"Glad were the vales, and every cottage hearth;
The shepherd-lord was honour'd more and more;
And, ages after he was laid in earth,
'The good Lord Clifford' was the name he bore!"
Now mark—that Poem has been declared by one and all of the "Poets of Britain" to be equal to anything in the language; and its greatness lies in the perfect truth of the profound philosophy which so poetically delineates the education of the naturally noble character of Clifford. Does he sink in our esteem because at the Feast of the Restoration he turns a deaf ear to the fervent harper who sings,
"Happy day and mighty hour,
When our shepherd in his power,
Mounted, mail'd, with lance and sword,
To his ancestors restored,
Like a reappearing star,
Like a glory from afar,
First shall head the flock of war"?
No—his generous nature is true to its generous nurture; and now deeply imbued with the goodness he had too long loved in others ever to forget, he appears noblest when showing himself faithful in his own hall to the "huts where poor men lie;" while we know not, at the solemn close, which life the Poet has most glorified—the humble or the high—whether the Lord did the Shepherd more ennoble, or the Shepherd the Lord.

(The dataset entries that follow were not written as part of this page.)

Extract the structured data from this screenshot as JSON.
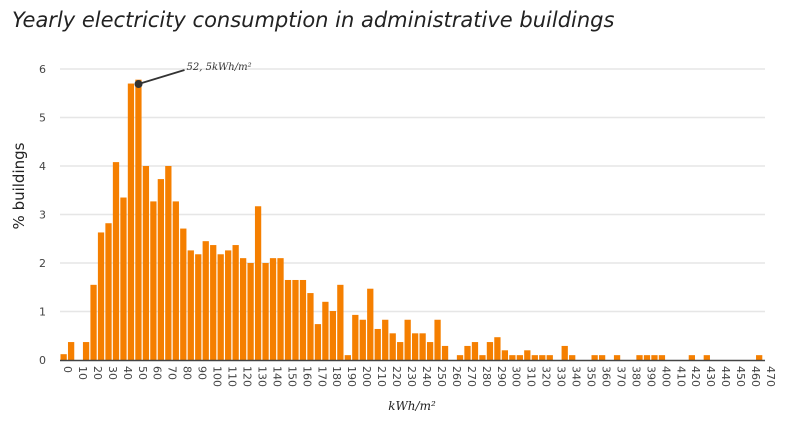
{
  "chart_data": {
    "type": "bar",
    "title": "Yearly electricity consumption in administrative buildings",
    "xlabel": "kWh/m²",
    "ylabel": "% buildings",
    "xlim": [
      0,
      470
    ],
    "ylim": [
      0,
      6
    ],
    "bin_width": 5,
    "x_ticks": [
      0,
      10,
      20,
      30,
      40,
      50,
      60,
      70,
      80,
      90,
      100,
      110,
      120,
      130,
      140,
      150,
      160,
      170,
      180,
      190,
      200,
      210,
      220,
      230,
      240,
      250,
      260,
      270,
      280,
      290,
      300,
      310,
      320,
      330,
      340,
      350,
      360,
      370,
      380,
      390,
      400,
      410,
      420,
      430,
      440,
      450,
      460,
      470
    ],
    "y_ticks": [
      0,
      1,
      2,
      3,
      4,
      5,
      6
    ],
    "grid": true,
    "bar_color": "#f57f00",
    "bin_starts": [
      0,
      5,
      10,
      15,
      20,
      25,
      30,
      35,
      40,
      45,
      50,
      55,
      60,
      65,
      70,
      75,
      80,
      85,
      90,
      95,
      100,
      105,
      110,
      115,
      120,
      125,
      130,
      135,
      140,
      145,
      150,
      155,
      160,
      165,
      170,
      175,
      180,
      185,
      190,
      195,
      200,
      205,
      210,
      215,
      220,
      225,
      230,
      235,
      240,
      245,
      250,
      255,
      260,
      265,
      270,
      275,
      280,
      285,
      290,
      295,
      300,
      305,
      310,
      315,
      320,
      325,
      330,
      335,
      340,
      345,
      350,
      355,
      360,
      365,
      370,
      375,
      380,
      385,
      390,
      395,
      400,
      405,
      410,
      415,
      420,
      425,
      430,
      435,
      440,
      445,
      450,
      455,
      460,
      465
    ],
    "values": [
      0.12,
      0.37,
      0,
      0.37,
      1.55,
      2.63,
      2.82,
      4.08,
      3.35,
      5.7,
      5.78,
      4.0,
      3.27,
      3.73,
      4.0,
      3.27,
      2.71,
      2.26,
      2.18,
      2.45,
      2.37,
      2.18,
      2.26,
      2.37,
      2.1,
      2.0,
      3.17,
      2.0,
      2.1,
      2.1,
      1.65,
      1.65,
      1.65,
      1.38,
      0.74,
      1.2,
      1.01,
      1.55,
      0.1,
      0.93,
      0.83,
      1.47,
      0.64,
      0.83,
      0.55,
      0.37,
      0.83,
      0.55,
      0.55,
      0.37,
      0.83,
      0.29,
      0,
      0.1,
      0.29,
      0.37,
      0.1,
      0.37,
      0.47,
      0.2,
      0.1,
      0.1,
      0.2,
      0.1,
      0.1,
      0.1,
      0,
      0.29,
      0.1,
      0,
      0,
      0.1,
      0.1,
      0,
      0.1,
      0,
      0,
      0.1,
      0.1,
      0.1,
      0.1,
      0,
      0,
      0,
      0.1,
      0,
      0.1,
      0,
      0,
      0,
      0,
      0,
      0,
      0.1
    ],
    "annotation": {
      "text": "52, 5kWh/m²",
      "x": 52.5,
      "y": 5.69
    }
  }
}
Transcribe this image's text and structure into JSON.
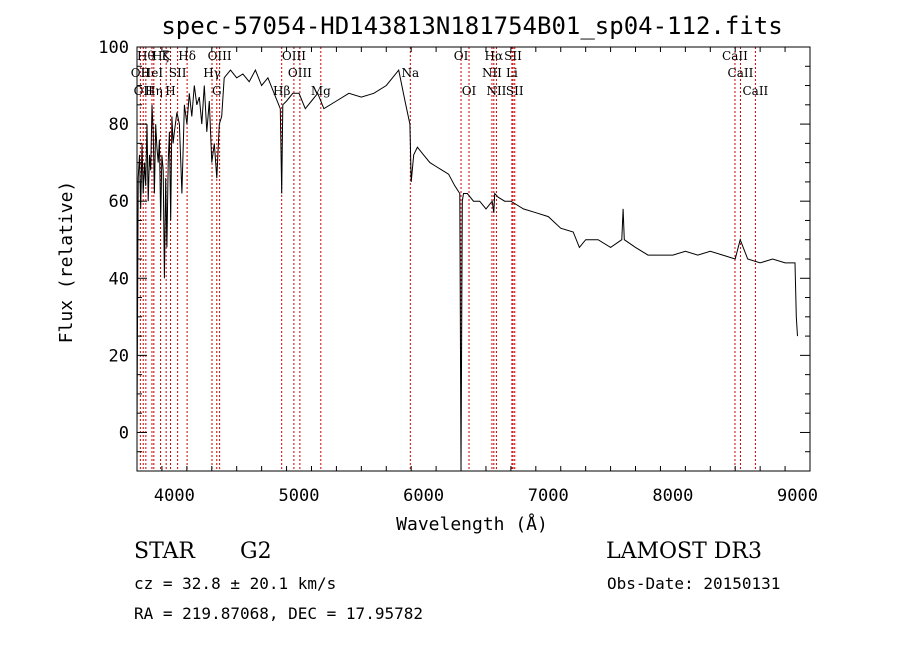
{
  "chart_data": {
    "type": "line",
    "title": "spec-57054-HD143813N181754B01_sp04-112.fits",
    "xlabel": "Wavelength (Å)",
    "ylabel": "Flux (relative)",
    "xlim": [
      3700,
      9100
    ],
    "ylim": [
      -10,
      100
    ],
    "x_ticks": [
      4000,
      5000,
      6000,
      7000,
      8000,
      9000
    ],
    "y_ticks": [
      0,
      20,
      40,
      60,
      80,
      100
    ],
    "grid": false,
    "series": [
      {
        "x": [
          3700,
          3710,
          3720,
          3730,
          3740,
          3750,
          3760,
          3770,
          3780,
          3790,
          3800,
          3810,
          3820,
          3830,
          3840,
          3850,
          3860,
          3870,
          3880,
          3890,
          3900,
          3910,
          3920,
          3930,
          3940,
          3950,
          3960,
          3970,
          3980,
          3990,
          4000,
          4020,
          4040,
          4060,
          4080,
          4100,
          4120,
          4140,
          4160,
          4180,
          4200,
          4220,
          4240,
          4260,
          4280,
          4300,
          4320,
          4340,
          4360,
          4380,
          4400,
          4450,
          4500,
          4550,
          4600,
          4650,
          4700,
          4750,
          4800,
          4850,
          4861,
          4870,
          4900,
          4950,
          5000,
          5050,
          5100,
          5150,
          5200,
          5300,
          5400,
          5500,
          5600,
          5700,
          5750,
          5800,
          5850,
          5890,
          5900,
          5920,
          5950,
          6000,
          6050,
          6100,
          6150,
          6200,
          6250,
          6290,
          6300,
          6310,
          6320,
          6350,
          6400,
          6450,
          6500,
          6550,
          6563,
          6570,
          6600,
          6650,
          6700,
          6750,
          6800,
          6900,
          7000,
          7100,
          7200,
          7250,
          7300,
          7400,
          7500,
          7590,
          7600,
          7610,
          7700,
          7800,
          7900,
          8000,
          8100,
          8200,
          8300,
          8400,
          8500,
          8540,
          8600,
          8700,
          8800,
          8900,
          8980,
          8990,
          9000
        ],
        "y": [
          0,
          66,
          72,
          58,
          75,
          62,
          70,
          64,
          80,
          60,
          72,
          68,
          85,
          78,
          62,
          80,
          74,
          70,
          76,
          55,
          72,
          68,
          40,
          66,
          48,
          70,
          78,
          55,
          82,
          75,
          78,
          83,
          80,
          62,
          85,
          80,
          88,
          82,
          90,
          85,
          87,
          80,
          90,
          78,
          86,
          70,
          75,
          66,
          80,
          82,
          92,
          94,
          92,
          93,
          91,
          94,
          90,
          92,
          88,
          84,
          62,
          85,
          86,
          88,
          88,
          84,
          86,
          88,
          84,
          86,
          88,
          87,
          88,
          90,
          92,
          94,
          86,
          80,
          65,
          72,
          74,
          72,
          70,
          69,
          68,
          67,
          64,
          62,
          -10,
          60,
          62,
          62,
          60,
          60,
          58,
          60,
          57,
          62,
          61,
          60,
          60,
          59,
          58,
          57,
          56,
          53,
          52,
          48,
          50,
          50,
          48,
          50,
          58,
          50,
          48,
          46,
          46,
          46,
          47,
          46,
          47,
          46,
          45,
          50,
          45,
          44,
          45,
          44,
          44,
          30,
          25
        ]
      }
    ],
    "line_markers": [
      {
        "wl": 3727,
        "label": "OII",
        "row": 1
      },
      {
        "wl": 3750,
        "label": "OII",
        "row": 2
      },
      {
        "wl": 3771,
        "label": "Hθ",
        "row": 0
      },
      {
        "wl": 3820,
        "label": "HeI",
        "row": 1
      },
      {
        "wl": 3835,
        "label": "Hη",
        "row": 2
      },
      {
        "wl": 3889,
        "label": "Hζ",
        "row": 0
      },
      {
        "wl": 3934,
        "label": "K",
        "row": 0
      },
      {
        "wl": 3969,
        "label": "H",
        "row": 2
      },
      {
        "wl": 4026,
        "label": "SII",
        "row": 1
      },
      {
        "wl": 4102,
        "label": "Hδ",
        "row": 0
      },
      {
        "wl": 4302,
        "label": "Hγ",
        "row": 1
      },
      {
        "wl": 4340,
        "label": "G",
        "row": 2
      },
      {
        "wl": 4363,
        "label": "OIII",
        "row": 0
      },
      {
        "wl": 4861,
        "label": "Hβ",
        "row": 2
      },
      {
        "wl": 4959,
        "label": "OIII",
        "row": 0
      },
      {
        "wl": 5007,
        "label": "OIII",
        "row": 1
      },
      {
        "wl": 5175,
        "label": "Mg",
        "row": 2
      },
      {
        "wl": 5893,
        "label": "Na",
        "row": 1
      },
      {
        "wl": 6300,
        "label": "OI",
        "row": 0
      },
      {
        "wl": 6364,
        "label": "OI",
        "row": 2
      },
      {
        "wl": 6548,
        "label": "NII",
        "row": 1
      },
      {
        "wl": 6563,
        "label": "Hα",
        "row": 0
      },
      {
        "wl": 6584,
        "label": "NII",
        "row": 2
      },
      {
        "wl": 6708,
        "label": "Li",
        "row": 1
      },
      {
        "wl": 6717,
        "label": "SII",
        "row": 0
      },
      {
        "wl": 6731,
        "label": "SII",
        "row": 2
      },
      {
        "wl": 8498,
        "label": "CaII",
        "row": 0
      },
      {
        "wl": 8542,
        "label": "CaII",
        "row": 1
      },
      {
        "wl": 8662,
        "label": "CaII",
        "row": 2
      }
    ],
    "marker_color": "#cc0000"
  },
  "info": {
    "class_label": "STAR",
    "subclass": "G2",
    "survey": "LAMOST DR3",
    "cz": "cz = 32.8 ± 20.1 km/s",
    "obs_date": "Obs-Date: 20150131",
    "coords": "RA = 219.87068, DEC =  17.95782"
  }
}
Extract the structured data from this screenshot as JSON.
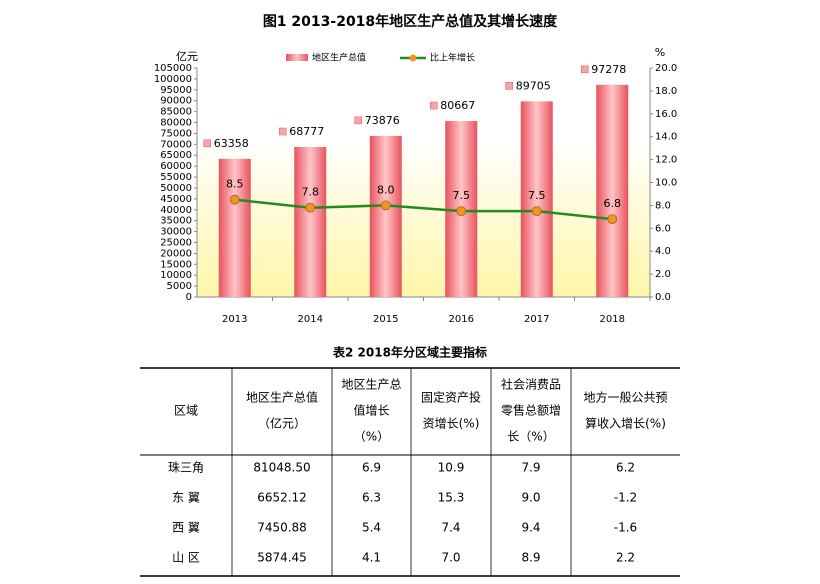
{
  "chart_data": {
    "type": "bar-line",
    "title": "图1 2013-2018年地区生产总值及其增长速度",
    "ylabel": "亿元",
    "y2label": "%",
    "categories": [
      "2013",
      "2014",
      "2015",
      "2016",
      "2017",
      "2018"
    ],
    "series": [
      {
        "name": "地区生产总值",
        "color": "#ee6f78",
        "type": "bar",
        "values": [
          63358,
          68777,
          73876,
          80667,
          89705,
          97278
        ]
      },
      {
        "name": "比上年增长",
        "color": "#228b22",
        "marker_color": "#f0961e",
        "type": "line",
        "axis": "y2",
        "values": [
          8.5,
          7.8,
          8.0,
          7.5,
          7.5,
          6.8
        ],
        "value_labels": [
          "8.5",
          "7.8",
          "8.0",
          "7.5",
          "7.5",
          "6.8"
        ]
      }
    ],
    "ylim": [
      0,
      105000
    ],
    "yticks": [
      0,
      5000,
      10000,
      15000,
      20000,
      25000,
      30000,
      35000,
      40000,
      45000,
      50000,
      55000,
      60000,
      65000,
      70000,
      75000,
      80000,
      85000,
      90000,
      95000,
      100000,
      105000
    ],
    "y2lim": [
      0,
      20
    ],
    "y2ticks": [
      {
        "value": 0,
        "label": "0.0"
      },
      {
        "value": 2,
        "label": "2.0"
      },
      {
        "value": 4,
        "label": "4.0"
      },
      {
        "value": 6,
        "label": "6.0"
      },
      {
        "value": 8,
        "label": "8.0"
      },
      {
        "value": 10,
        "label": "10.0"
      },
      {
        "value": 12,
        "label": "12.0"
      },
      {
        "value": 14,
        "label": "14.0"
      },
      {
        "value": 16,
        "label": "16.0"
      },
      {
        "value": 18,
        "label": "18.0"
      },
      {
        "value": 20,
        "label": "20.0"
      }
    ]
  },
  "table": {
    "title": "表2 2018年分区域主要指标",
    "header": [
      [
        "区域"
      ],
      [
        "地区生产总值",
        "（亿元）"
      ],
      [
        "地区生产总",
        "值增长",
        "（%）"
      ],
      [
        "固定资产投",
        "资增长(%)"
      ],
      [
        "社会消费品",
        "零售总额增",
        "长（%）"
      ],
      [
        "地方一般公共预",
        "算收入增长(%)"
      ]
    ],
    "rows": [
      [
        "珠三角",
        "81048.50",
        "6.9",
        "10.9",
        "7.9",
        "6.2"
      ],
      [
        "东 翼",
        "6652.12",
        "6.3",
        "15.3",
        "9.0",
        "-1.2"
      ],
      [
        "西 翼",
        "7450.88",
        "5.4",
        "7.4",
        "9.4",
        "-1.6"
      ],
      [
        "山 区",
        "5874.45",
        "4.1",
        "7.0",
        "8.9",
        "2.2"
      ]
    ]
  }
}
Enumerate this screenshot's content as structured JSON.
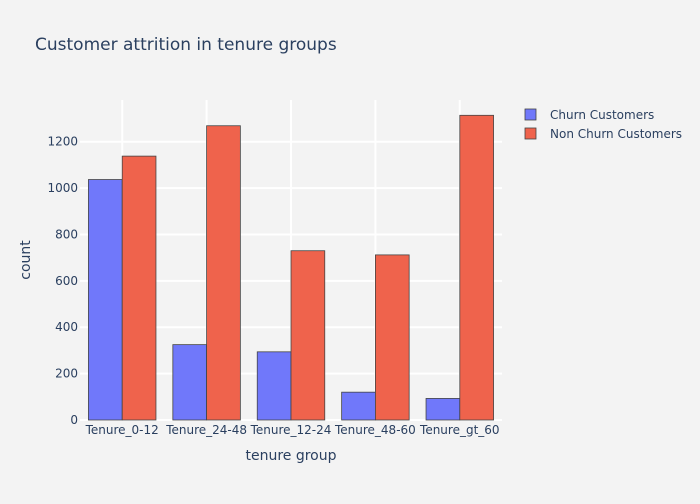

Now, we ask, is there any essential difference between what Wordsworth thus records of the high-born Shepherd-Lord in the Feast of Brougham Castle, and what he records of the low-born Pedlar in "The Excursion?" None. They are both educated among the hills; and according to the nature of their own souls and that of their education, is the progressive growth and ultimate formation of their character. Both are exalted beings—because both are wise and good—but to his own coeval he has given, besides eloquence and genius,
"The vision and the faculty divine,"
that
"When years had brought the philosophic mind"
he might walk through the dominions of the Intellect and the Imagination, a Sage and a Teacher.